Barr’s intervention in the Stone case came after he orchestrated a replacement of the head of the prosecutor’s office in Washington, Jessie Liu, under murky circumstances. Liu had been tapped for a Treasury post and was replaced in the US attorney’s office by Timothy Shea, a Barr loyalist. Then, this week, Trump withdrew Liu’s nomination – and she resigned from government.

Barr’s intervention in the Roger Stone case was described as a ‘break-the-glass’ moment by one former US attorney.
Barr’s intervention in the Roger Stone case was described as a ‘break-the-glass’ moment by one former US attorney. Photograph: Andrew Harrer/Bloomberg via Getty Images

“One wonders whether other tweets could lead to people being charged, to people seeking harsher sentences,” said Sandick. “We watch with concern over the possibility that the US attorney in Washington DC was replaced because of her unwillingness perhaps to charge [former FBI official] Andrew McCabe, or James Comey, or others.”

A further Trump attack this week on the judge in the Paul Manafort and Stone cases, as well as the DC prosecutors, prompted a rare rebuke on Thursday from the chief US judge in the District of Columbia, Beryl A Howell.

“The judges of this court base their sentencing decisions on careful consideration of the actual record in the case before them; the applicable sentencing guidelines and statutory factors; the submissions of the parties, the Probation Office and victims; and their own judgment and experience,” Howell said.

“Public criticism or pressure is not a factor.”

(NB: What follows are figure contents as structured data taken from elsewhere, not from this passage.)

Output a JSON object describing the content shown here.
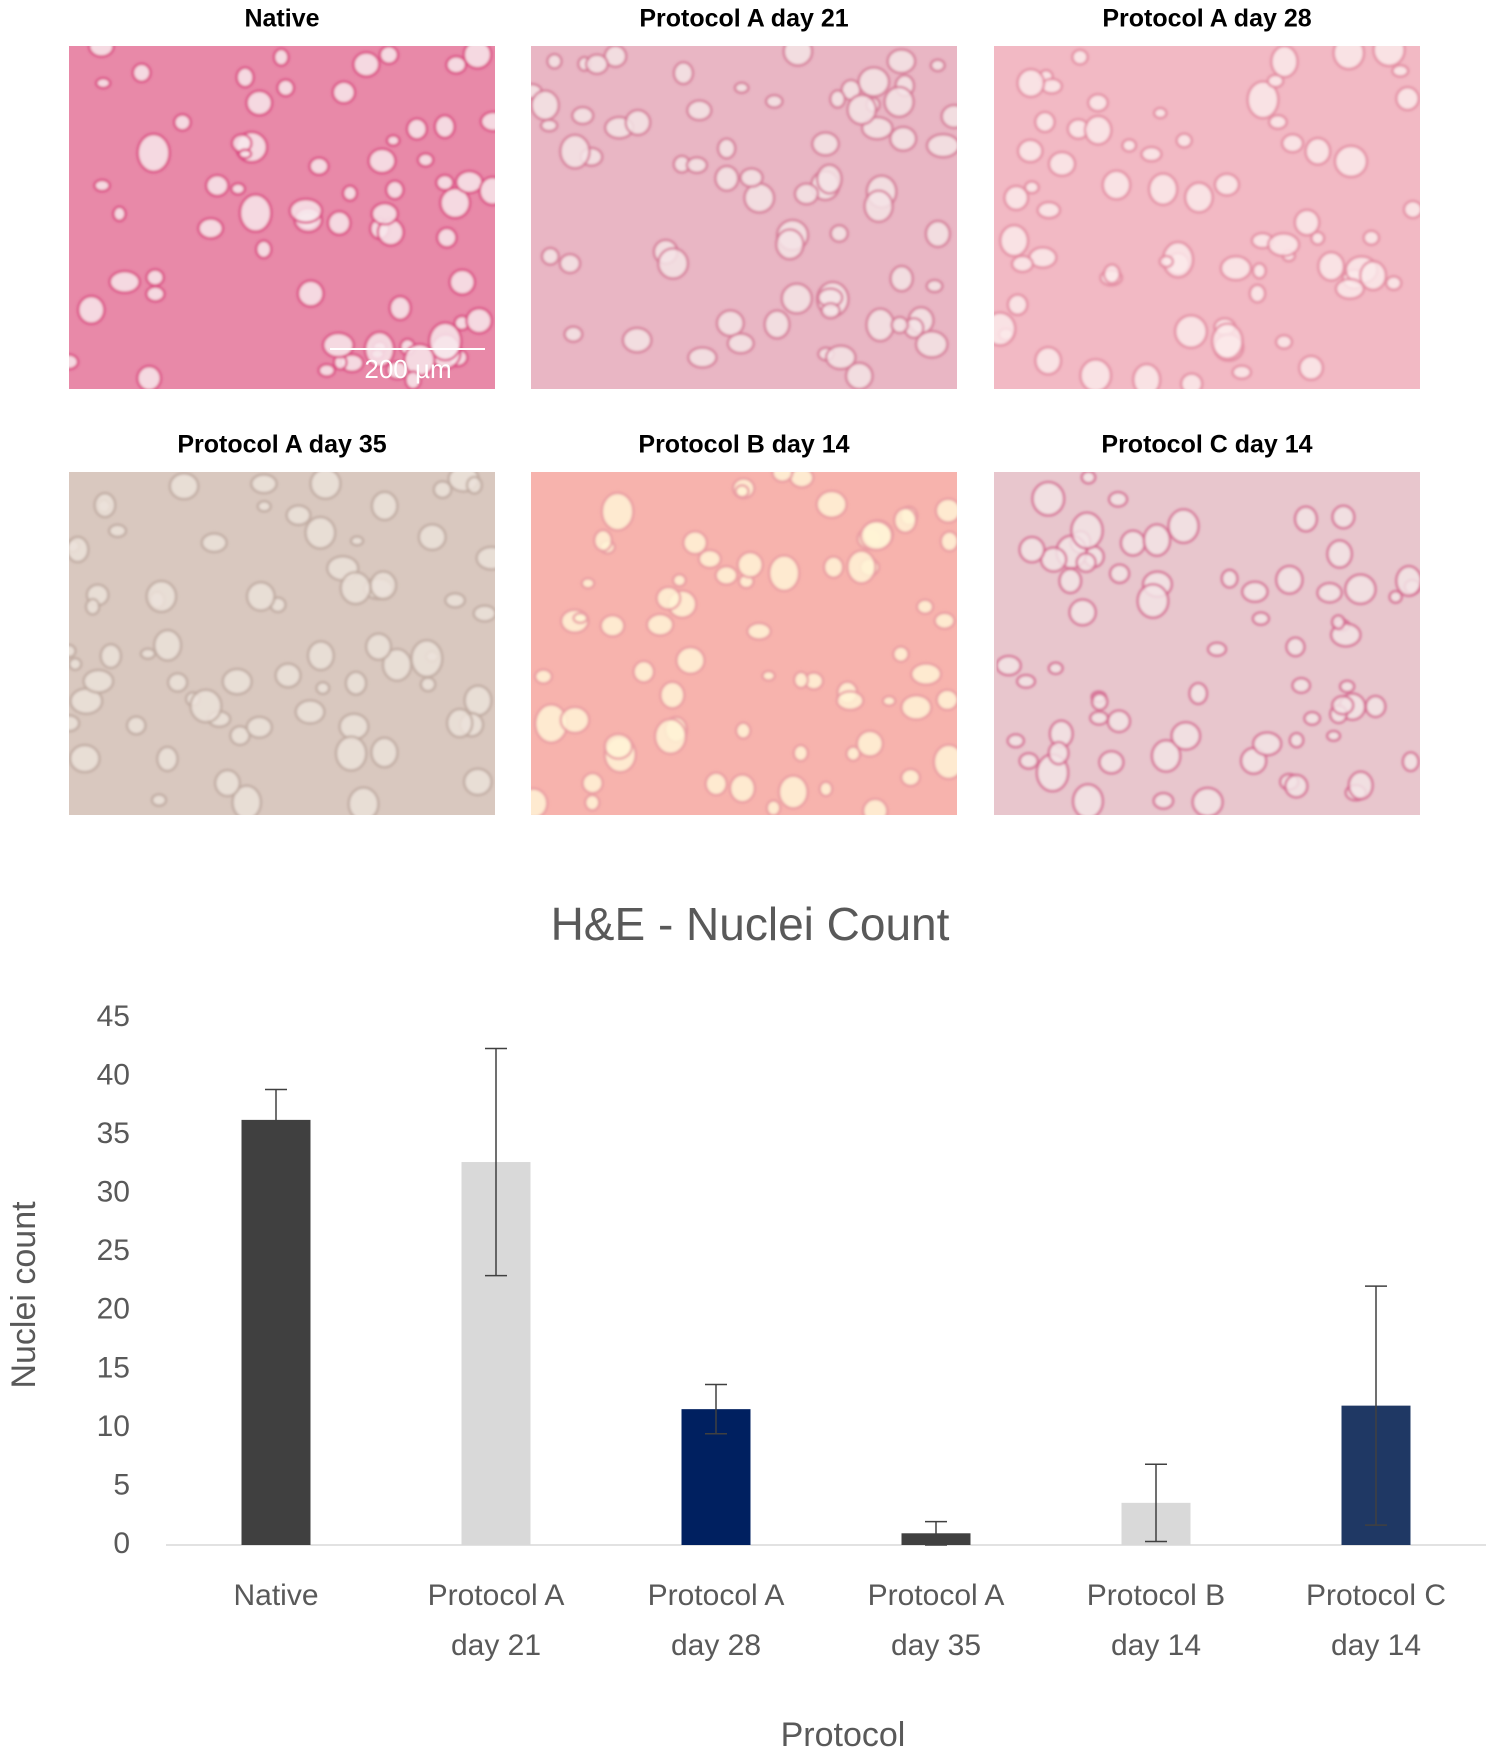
{
  "panels": [
    {
      "title": "Native"
    },
    {
      "title": "Protocol A day 21"
    },
    {
      "title": "Protocol A day 28"
    },
    {
      "title": "Protocol A day 35"
    },
    {
      "title": "Protocol B day 14"
    },
    {
      "title": "Protocol C day 14"
    }
  ],
  "scale_bar": "200 µm",
  "chart_data": {
    "type": "bar",
    "title": "H&E - Nuclei Count",
    "x_label": "Protocol",
    "y_label": "Nuclei count",
    "categories": [
      "Native",
      "Protocol A day 21",
      "Protocol A day 28",
      "Protocol A day 35",
      "Protocol B day 14",
      "Protocol C day 14"
    ],
    "values": [
      36.3,
      32.7,
      11.6,
      1.0,
      3.6,
      11.9
    ],
    "errors": [
      2.6,
      9.7,
      2.1,
      1.0,
      3.3,
      10.2
    ],
    "colors": [
      "#404040",
      "#d9d9d9",
      "#002060",
      "#404040",
      "#d9d9d9",
      "#1f3864"
    ],
    "ylim": [
      0,
      45
    ],
    "yticks": [
      0,
      5,
      10,
      15,
      20,
      25,
      30,
      35,
      40,
      45
    ],
    "grid": false
  }
}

‘Immense suffering, wreckage and misery’

Barr grew up in New York City, graduated from George Washington University law school, served in the Reagan administration and was attorney general under George HW Bush, establishing a record as a hardliner on gang violence and immigration and advocating for pardons in the Iran-Contra affair.

He is a devout Catholic, describing in a speech in October at the University of Notre Dame how the American experiment depends on the advance of “Judeo-Christian moral standards” and attacking “militant secularists” whose “campaign to destroy the traditional moral order has brought with it immense suffering, wreckage and misery”.

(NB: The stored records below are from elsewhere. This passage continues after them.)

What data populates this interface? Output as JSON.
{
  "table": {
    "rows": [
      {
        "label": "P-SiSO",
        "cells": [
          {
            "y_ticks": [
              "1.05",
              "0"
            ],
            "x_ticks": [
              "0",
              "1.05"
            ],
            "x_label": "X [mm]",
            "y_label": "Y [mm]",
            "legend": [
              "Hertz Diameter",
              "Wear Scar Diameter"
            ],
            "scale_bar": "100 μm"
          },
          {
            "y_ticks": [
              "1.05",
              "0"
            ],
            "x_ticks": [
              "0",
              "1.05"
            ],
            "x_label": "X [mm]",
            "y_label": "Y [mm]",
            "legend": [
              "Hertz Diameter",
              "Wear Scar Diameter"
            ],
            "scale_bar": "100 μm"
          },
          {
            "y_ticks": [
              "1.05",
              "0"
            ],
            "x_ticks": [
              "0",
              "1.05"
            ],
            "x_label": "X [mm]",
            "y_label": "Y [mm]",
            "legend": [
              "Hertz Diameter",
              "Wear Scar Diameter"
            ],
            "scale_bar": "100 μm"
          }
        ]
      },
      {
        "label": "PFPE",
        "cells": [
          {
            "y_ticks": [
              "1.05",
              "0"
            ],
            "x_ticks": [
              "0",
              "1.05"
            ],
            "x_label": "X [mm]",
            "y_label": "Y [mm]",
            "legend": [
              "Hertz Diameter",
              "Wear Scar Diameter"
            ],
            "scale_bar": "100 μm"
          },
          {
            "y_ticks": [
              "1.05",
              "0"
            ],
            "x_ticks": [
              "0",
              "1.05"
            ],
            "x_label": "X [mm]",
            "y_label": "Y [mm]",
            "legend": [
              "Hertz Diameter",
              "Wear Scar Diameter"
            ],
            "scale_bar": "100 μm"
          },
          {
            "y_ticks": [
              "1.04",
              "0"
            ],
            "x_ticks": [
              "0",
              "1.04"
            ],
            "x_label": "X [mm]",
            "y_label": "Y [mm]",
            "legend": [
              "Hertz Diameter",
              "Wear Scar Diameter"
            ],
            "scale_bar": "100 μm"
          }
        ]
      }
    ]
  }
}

Barr’s long career in public life led some justice department veterans to welcome his nomination as attorney general in late 2018, given concerns about who else Trump might pick.

There was some hope that he would be an attorney general in the traditional model … he has been a grave disappointment

Paul Rosenzweig

“Initially there was some hope that he would be an attorney general in the traditional model,” said Rosenzweig. “And I confess that myself, I thought that would be the case and I thought it would be a pretty traditional appointment.

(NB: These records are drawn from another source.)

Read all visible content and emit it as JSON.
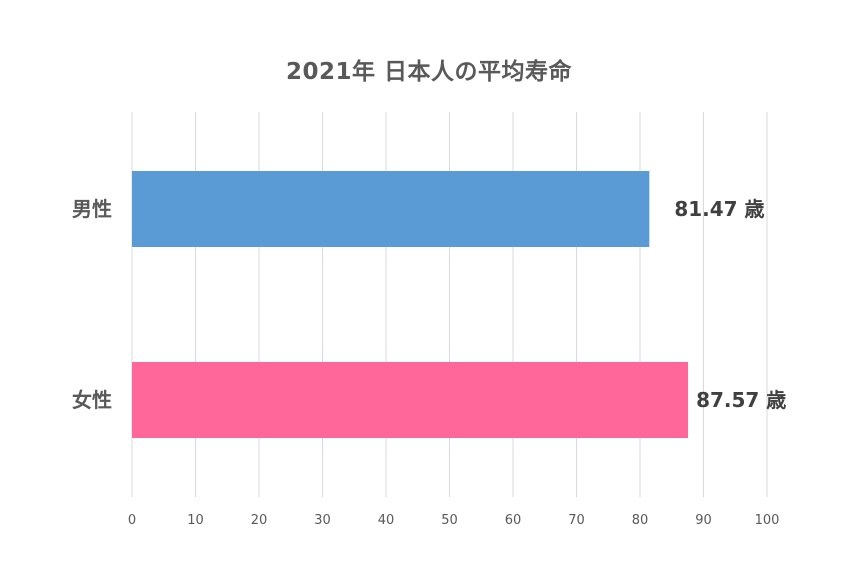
{
  "chart_data": {
    "type": "bar",
    "orientation": "horizontal",
    "title": "2021年 日本人の平均寿命",
    "categories": [
      "男性",
      "女性"
    ],
    "values": [
      81.47,
      87.57
    ],
    "data_labels": [
      "81.47 歳",
      "87.57 歳"
    ],
    "colors": [
      "#5B9BD5",
      "#FF6699"
    ],
    "xlim": [
      0,
      100
    ],
    "xticks": [
      0,
      10,
      20,
      30,
      40,
      50,
      60,
      70,
      80,
      90,
      100
    ],
    "xlabel": "",
    "ylabel": "",
    "grid": true,
    "legend": "none"
  }
}
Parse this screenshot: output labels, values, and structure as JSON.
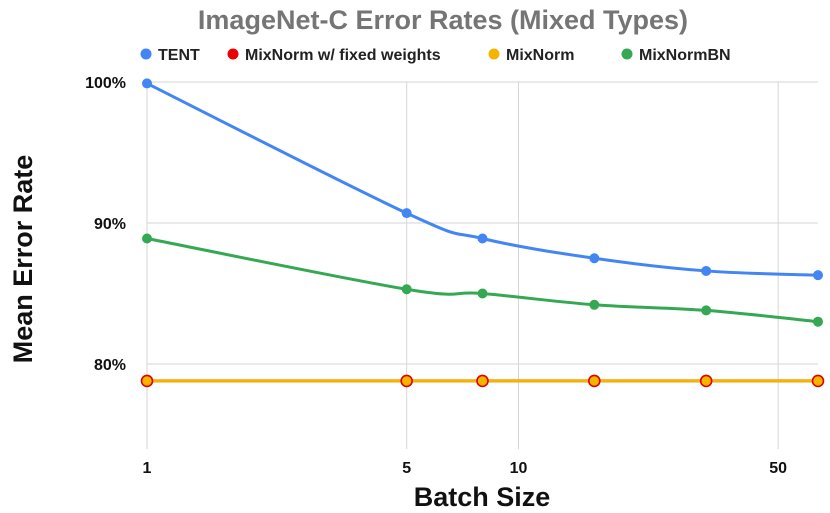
{
  "chart_data": {
    "type": "line",
    "title": "ImageNet-C Error Rates (Mixed Types)",
    "xlabel": "Batch Size",
    "ylabel": "Mean Error Rate",
    "x_scale": "log",
    "x": [
      1,
      5,
      8,
      16,
      32,
      64
    ],
    "xlim": [
      1,
      64
    ],
    "xticks": [
      1,
      5,
      10,
      50
    ],
    "ylim": [
      0.75,
      1.0
    ],
    "yticks": [
      {
        "value": 0.8,
        "label": "80%"
      },
      {
        "value": 0.9,
        "label": "90%"
      },
      {
        "value": 1.0,
        "label": "100%"
      }
    ],
    "grid": true,
    "legend_position": "top",
    "series": [
      {
        "name": "TENT",
        "color": "#4285f4",
        "marker_edge": "#4285f4",
        "values": [
          0.999,
          0.907,
          0.889,
          0.875,
          0.866,
          0.863
        ]
      },
      {
        "name": "MixNorm w/ fixed weights",
        "color": "#ea0000",
        "marker_edge": "#ea0000",
        "values": [
          0.788,
          0.788,
          0.788,
          0.788,
          0.788,
          0.788
        ]
      },
      {
        "name": "MixNorm",
        "color": "#f4b400",
        "marker_edge": "#e00000",
        "values": [
          0.788,
          0.788,
          0.788,
          0.788,
          0.788,
          0.788
        ]
      },
      {
        "name": "MixNormBN",
        "color": "#34a853",
        "marker_edge": "#34a853",
        "values": [
          0.889,
          0.853,
          0.85,
          0.842,
          0.838,
          0.83
        ]
      }
    ]
  }
}
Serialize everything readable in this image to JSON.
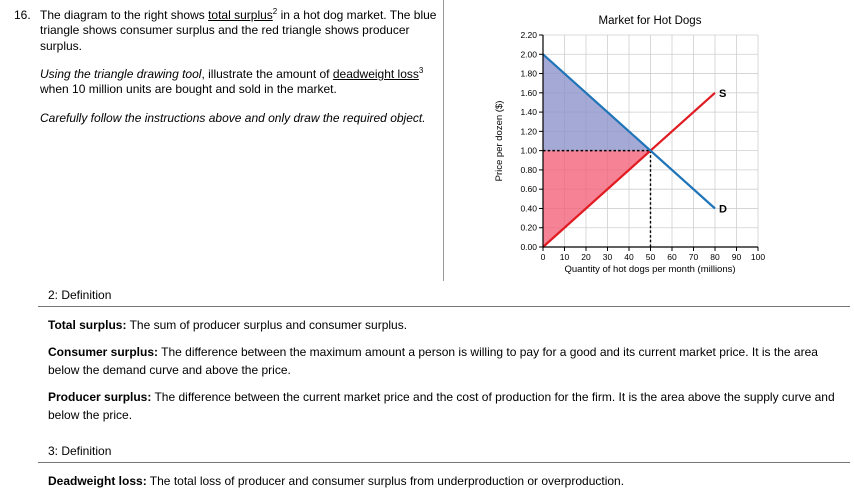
{
  "question": {
    "number": "16.",
    "p1": {
      "pre": "The diagram to the right shows ",
      "term": "total surplus",
      "sup": "2",
      "post": " in a hot dog market. The blue triangle shows consumer surplus and the red triangle shows producer surplus."
    },
    "p2": {
      "italic": "Using the triangle drawing tool",
      "mid": ", illustrate the amount of ",
      "term": "deadweight loss",
      "sup": "3",
      "post": " when 10 million units are bought and sold in the market."
    },
    "p3": "Carefully follow the instructions above and only draw the required object."
  },
  "definitions": {
    "section2": {
      "heading": "2: Definition",
      "items": [
        {
          "label": "Total surplus:",
          "text": " The sum of producer surplus and consumer surplus."
        },
        {
          "label": "Consumer surplus:",
          "text": " The difference between the maximum amount a person is willing to pay for a good and its current market price. It is the area below the demand curve and above the price."
        },
        {
          "label": "Producer surplus:",
          "text": " The difference between the current market price and the cost of production for the firm. It is the area above the supply curve and below the price."
        }
      ]
    },
    "section3": {
      "heading": "3: Definition",
      "items": [
        {
          "label": "Deadweight loss:",
          "text": " The total loss of producer and consumer surplus from underproduction or overproduction."
        }
      ]
    }
  },
  "chart_data": {
    "type": "line",
    "title": "Market for Hot Dogs",
    "xlabel": "Quantity of hot dogs per month (millions)",
    "ylabel": "Price per dozen ($)",
    "xlim": [
      0,
      100
    ],
    "ylim": [
      0,
      2.2
    ],
    "x_ticks": [
      0,
      10,
      20,
      30,
      40,
      50,
      60,
      70,
      80,
      90,
      100
    ],
    "x_tick_labels": [
      "0",
      "10",
      "20",
      "30",
      "40",
      "50",
      "60",
      "70",
      "80",
      "90",
      "100"
    ],
    "y_ticks": [
      0,
      0.2,
      0.4,
      0.6,
      0.8,
      1.0,
      1.2,
      1.4,
      1.6,
      1.8,
      2.0,
      2.2
    ],
    "y_tick_labels": [
      "0.00",
      "0.20",
      "0.40",
      "0.60",
      "0.80",
      "1.00",
      "1.20",
      "1.40",
      "1.60",
      "1.80",
      "2.00",
      "2.20"
    ],
    "grid": true,
    "legend_position": "inline-end-labels",
    "series": [
      {
        "name": "supply",
        "label": "S",
        "color": "#e11b22",
        "points": [
          [
            0,
            0.0
          ],
          [
            80,
            1.6
          ]
        ]
      },
      {
        "name": "demand",
        "label": "D",
        "color": "#2074b8",
        "points": [
          [
            0,
            2.0
          ],
          [
            80,
            0.4
          ]
        ]
      }
    ],
    "areas": [
      {
        "name": "consumer-surplus",
        "color": "#8f93cc",
        "opacity": 0.8,
        "points": [
          [
            0,
            2.0
          ],
          [
            0,
            1.0
          ],
          [
            50,
            1.0
          ]
        ]
      },
      {
        "name": "producer-surplus",
        "color": "#f2637a",
        "opacity": 0.8,
        "points": [
          [
            0,
            1.0
          ],
          [
            50,
            1.0
          ],
          [
            0,
            0.0
          ]
        ]
      }
    ],
    "dotted_lines": [
      {
        "name": "equilibrium-price",
        "from": [
          0,
          1.0
        ],
        "to": [
          50,
          1.0
        ]
      },
      {
        "name": "equilibrium-quantity",
        "from": [
          50,
          0.0
        ],
        "to": [
          50,
          1.0
        ]
      }
    ],
    "equilibrium": {
      "quantity": 50,
      "price": 1.0
    }
  }
}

“And he has been a grave disappointment.”

But there were also warnings about Barr, particularly attached to a memo he submitted to the department arguing that Mueller’s investigation of Trump for alleged obstruction of justice was “fatally misconceived”.

Kinkopf was among those who warned that Barr’s view of executive power was dangerously expansive, telling the Guardian it “comes very close to putting the president above the law”.

But there was room to believe at the time that Barr’s theories would remain theories, Kinkopf says now.

“Even among people who have advocated that theory of presidential power,” he said, “there are very longstanding norms in the justice department and the White House about respecting the independence of the justice department.”

Barr has not vindicated his supporters, Kinkopf said.

“His theory is that the constitution allows for this, but good-faith service in the office of president and the office of attorney general maintains the credibility and the apolitical nature of law enforcement. That had long been the norm regardless of one’s view of presidential power.

“Barr has completely obliterated that.”